Today was another of those glorious May days that we didn't see much of in May. Being between jobs for another day (demain le déluge), I caught up with all the little tasks that slide when I'm on deadline: doing laundry, answering correspondence, tying up bundles of cardboard and newsprint for the next recyclables collection. At half past noon Rhodry and I drove to the barn to turn the horses out. Dolci is off-island for training while her owner is out of the country, so there are only three: my Allie, the venerable Emma, and Monky, a summer boarder. Emma, a Thoroughbred, is 29 or 30. She's the only one who trots or canters a few figure 8s before she gets down to grazing. Allie and Dolci usually start eating as soon as they get through the gate.

Rhodry's energy level is inversely proportional to the heat. He found a tennis ball in the pasture then ran this way and that, dropping the ball and catching it again. Rhodry has no Lab in him; he doesn't know what you're supposed to do with tennis balls, so he makes up his own games. He bounds toward the horses, swerves at the last minute, barely notices when Emma, exasperated, gets into position to catapult him to Nantucket. Later in the afternoon, he kept up with Allie and me on a 45-minute trail ride, then he reclined in the shade to watch us work in the ring.

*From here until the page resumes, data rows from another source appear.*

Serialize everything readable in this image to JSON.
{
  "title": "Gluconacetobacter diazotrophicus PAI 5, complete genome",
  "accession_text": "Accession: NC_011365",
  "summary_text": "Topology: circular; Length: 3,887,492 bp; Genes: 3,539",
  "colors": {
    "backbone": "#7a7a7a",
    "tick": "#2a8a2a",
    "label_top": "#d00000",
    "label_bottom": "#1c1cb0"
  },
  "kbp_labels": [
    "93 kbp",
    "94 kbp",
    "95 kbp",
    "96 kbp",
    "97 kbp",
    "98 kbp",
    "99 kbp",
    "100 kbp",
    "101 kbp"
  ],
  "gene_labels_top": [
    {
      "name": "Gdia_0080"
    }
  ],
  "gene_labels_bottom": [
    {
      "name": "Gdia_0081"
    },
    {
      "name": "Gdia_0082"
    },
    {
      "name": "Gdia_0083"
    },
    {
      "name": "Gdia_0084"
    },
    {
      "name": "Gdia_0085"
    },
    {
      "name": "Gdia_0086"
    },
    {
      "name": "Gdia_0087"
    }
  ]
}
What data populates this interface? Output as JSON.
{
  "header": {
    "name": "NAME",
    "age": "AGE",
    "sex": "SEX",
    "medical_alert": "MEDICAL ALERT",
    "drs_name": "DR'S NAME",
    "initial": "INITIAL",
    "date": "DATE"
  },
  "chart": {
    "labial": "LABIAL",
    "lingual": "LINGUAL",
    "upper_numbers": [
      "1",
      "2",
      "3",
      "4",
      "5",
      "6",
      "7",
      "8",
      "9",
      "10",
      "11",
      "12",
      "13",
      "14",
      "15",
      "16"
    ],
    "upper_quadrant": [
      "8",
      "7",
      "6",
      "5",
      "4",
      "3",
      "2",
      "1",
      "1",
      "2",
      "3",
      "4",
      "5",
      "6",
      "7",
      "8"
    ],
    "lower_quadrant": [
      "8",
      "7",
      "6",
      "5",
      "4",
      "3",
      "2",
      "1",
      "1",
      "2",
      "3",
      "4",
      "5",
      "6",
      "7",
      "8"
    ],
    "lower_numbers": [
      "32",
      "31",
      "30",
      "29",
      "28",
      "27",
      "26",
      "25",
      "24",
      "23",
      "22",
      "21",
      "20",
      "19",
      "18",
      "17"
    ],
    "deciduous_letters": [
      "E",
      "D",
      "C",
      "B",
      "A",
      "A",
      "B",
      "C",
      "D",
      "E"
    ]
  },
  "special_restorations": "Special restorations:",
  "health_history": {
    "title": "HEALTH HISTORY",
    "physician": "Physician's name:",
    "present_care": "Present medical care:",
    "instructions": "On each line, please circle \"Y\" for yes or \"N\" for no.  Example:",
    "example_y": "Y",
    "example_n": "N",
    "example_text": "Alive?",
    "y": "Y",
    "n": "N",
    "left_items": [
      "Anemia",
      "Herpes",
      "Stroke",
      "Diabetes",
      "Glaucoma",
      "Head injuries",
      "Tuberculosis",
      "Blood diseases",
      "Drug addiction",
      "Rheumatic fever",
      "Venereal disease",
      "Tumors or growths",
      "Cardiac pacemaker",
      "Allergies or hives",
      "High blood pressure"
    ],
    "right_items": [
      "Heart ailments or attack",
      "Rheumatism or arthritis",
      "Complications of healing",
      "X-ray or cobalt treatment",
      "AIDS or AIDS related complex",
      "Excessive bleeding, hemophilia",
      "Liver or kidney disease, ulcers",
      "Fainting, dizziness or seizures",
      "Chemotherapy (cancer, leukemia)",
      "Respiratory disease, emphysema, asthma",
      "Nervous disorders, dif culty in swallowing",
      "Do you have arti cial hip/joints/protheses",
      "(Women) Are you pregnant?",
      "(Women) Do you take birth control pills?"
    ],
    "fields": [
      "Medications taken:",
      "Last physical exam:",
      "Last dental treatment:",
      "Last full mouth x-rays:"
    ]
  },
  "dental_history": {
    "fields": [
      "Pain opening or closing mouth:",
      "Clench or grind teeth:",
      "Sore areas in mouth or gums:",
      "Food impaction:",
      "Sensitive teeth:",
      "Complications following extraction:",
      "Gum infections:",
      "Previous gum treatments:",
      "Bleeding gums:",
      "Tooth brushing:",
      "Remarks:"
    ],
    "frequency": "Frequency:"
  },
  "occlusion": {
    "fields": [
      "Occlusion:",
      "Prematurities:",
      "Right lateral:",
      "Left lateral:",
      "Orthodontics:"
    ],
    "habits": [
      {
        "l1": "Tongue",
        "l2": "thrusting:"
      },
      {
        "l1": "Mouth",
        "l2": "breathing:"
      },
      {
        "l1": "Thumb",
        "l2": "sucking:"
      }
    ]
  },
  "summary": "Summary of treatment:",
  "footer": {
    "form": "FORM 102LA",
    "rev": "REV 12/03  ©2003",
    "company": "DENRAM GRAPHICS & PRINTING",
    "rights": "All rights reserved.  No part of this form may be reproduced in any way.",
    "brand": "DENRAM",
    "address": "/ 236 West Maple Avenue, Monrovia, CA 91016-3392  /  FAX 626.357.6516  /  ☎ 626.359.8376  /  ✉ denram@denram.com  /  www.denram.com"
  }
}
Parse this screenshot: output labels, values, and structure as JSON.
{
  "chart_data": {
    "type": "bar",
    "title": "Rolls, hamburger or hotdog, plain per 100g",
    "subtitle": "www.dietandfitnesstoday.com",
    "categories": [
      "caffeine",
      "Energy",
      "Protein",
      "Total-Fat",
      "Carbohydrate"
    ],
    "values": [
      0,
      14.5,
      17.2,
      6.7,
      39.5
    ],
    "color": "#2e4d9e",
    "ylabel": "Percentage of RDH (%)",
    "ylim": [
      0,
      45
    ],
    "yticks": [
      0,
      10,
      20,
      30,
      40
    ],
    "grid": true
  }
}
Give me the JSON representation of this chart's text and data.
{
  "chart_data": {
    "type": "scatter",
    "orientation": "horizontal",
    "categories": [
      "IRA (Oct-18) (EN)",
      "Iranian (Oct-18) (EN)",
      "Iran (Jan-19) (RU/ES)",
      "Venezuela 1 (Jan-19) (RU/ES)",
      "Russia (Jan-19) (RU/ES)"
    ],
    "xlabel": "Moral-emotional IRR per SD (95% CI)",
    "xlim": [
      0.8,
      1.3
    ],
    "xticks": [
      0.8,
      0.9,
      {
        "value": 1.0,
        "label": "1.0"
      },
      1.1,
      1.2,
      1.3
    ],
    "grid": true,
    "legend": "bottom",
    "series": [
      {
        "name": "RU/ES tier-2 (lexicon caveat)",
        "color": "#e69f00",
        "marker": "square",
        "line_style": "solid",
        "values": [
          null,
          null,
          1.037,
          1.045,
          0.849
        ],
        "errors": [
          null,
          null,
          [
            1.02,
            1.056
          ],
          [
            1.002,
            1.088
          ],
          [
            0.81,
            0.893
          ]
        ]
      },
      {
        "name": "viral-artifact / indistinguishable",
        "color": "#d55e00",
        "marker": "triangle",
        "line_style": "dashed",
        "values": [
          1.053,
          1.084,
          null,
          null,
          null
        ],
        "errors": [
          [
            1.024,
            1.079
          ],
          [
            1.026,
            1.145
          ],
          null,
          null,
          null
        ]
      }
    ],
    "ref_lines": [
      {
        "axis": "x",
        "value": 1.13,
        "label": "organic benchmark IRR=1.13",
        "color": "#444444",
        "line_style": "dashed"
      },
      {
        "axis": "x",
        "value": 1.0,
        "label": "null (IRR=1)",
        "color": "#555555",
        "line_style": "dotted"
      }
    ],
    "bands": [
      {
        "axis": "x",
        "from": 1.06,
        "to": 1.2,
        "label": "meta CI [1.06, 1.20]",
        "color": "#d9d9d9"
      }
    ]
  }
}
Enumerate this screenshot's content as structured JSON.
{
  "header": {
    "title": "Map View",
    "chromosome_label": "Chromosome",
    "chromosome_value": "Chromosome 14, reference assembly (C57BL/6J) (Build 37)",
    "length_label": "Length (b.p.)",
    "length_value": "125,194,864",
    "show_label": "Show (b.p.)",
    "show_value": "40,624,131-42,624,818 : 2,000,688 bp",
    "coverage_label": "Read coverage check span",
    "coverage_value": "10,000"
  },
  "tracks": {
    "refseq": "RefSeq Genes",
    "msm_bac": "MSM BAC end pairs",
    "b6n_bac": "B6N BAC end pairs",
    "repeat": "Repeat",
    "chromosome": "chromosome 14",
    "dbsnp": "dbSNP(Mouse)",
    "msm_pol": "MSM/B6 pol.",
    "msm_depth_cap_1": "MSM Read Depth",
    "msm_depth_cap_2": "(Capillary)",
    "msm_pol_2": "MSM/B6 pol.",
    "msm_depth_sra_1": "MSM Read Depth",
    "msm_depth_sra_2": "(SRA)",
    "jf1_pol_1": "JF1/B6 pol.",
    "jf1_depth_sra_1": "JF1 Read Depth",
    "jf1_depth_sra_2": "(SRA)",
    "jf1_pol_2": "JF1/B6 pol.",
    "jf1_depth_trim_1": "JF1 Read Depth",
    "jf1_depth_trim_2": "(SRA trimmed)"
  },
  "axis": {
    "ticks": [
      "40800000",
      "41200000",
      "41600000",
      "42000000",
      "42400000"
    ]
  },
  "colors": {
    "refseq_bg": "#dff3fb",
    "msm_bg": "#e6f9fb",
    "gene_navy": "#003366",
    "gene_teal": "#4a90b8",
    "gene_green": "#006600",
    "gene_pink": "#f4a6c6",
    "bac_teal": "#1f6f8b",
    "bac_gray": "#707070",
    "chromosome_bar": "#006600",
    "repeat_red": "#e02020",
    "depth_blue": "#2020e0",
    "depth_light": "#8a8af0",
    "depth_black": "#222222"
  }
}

On the way home I stopped at Cumby's, next to the Vineyard Haven post office at the infamous Five Corners intersection, for a half gallon of milk and a pack of Doublemint. In the paperback spinner by the cash register, Bill Clinton's autobiography was stacked directly above Assassin and to the left of The Things We Do for Love -- under which was The Betrayers by Harold Robbins. Whoever stacked the rack has a sense of humor, or maybe it's the universe.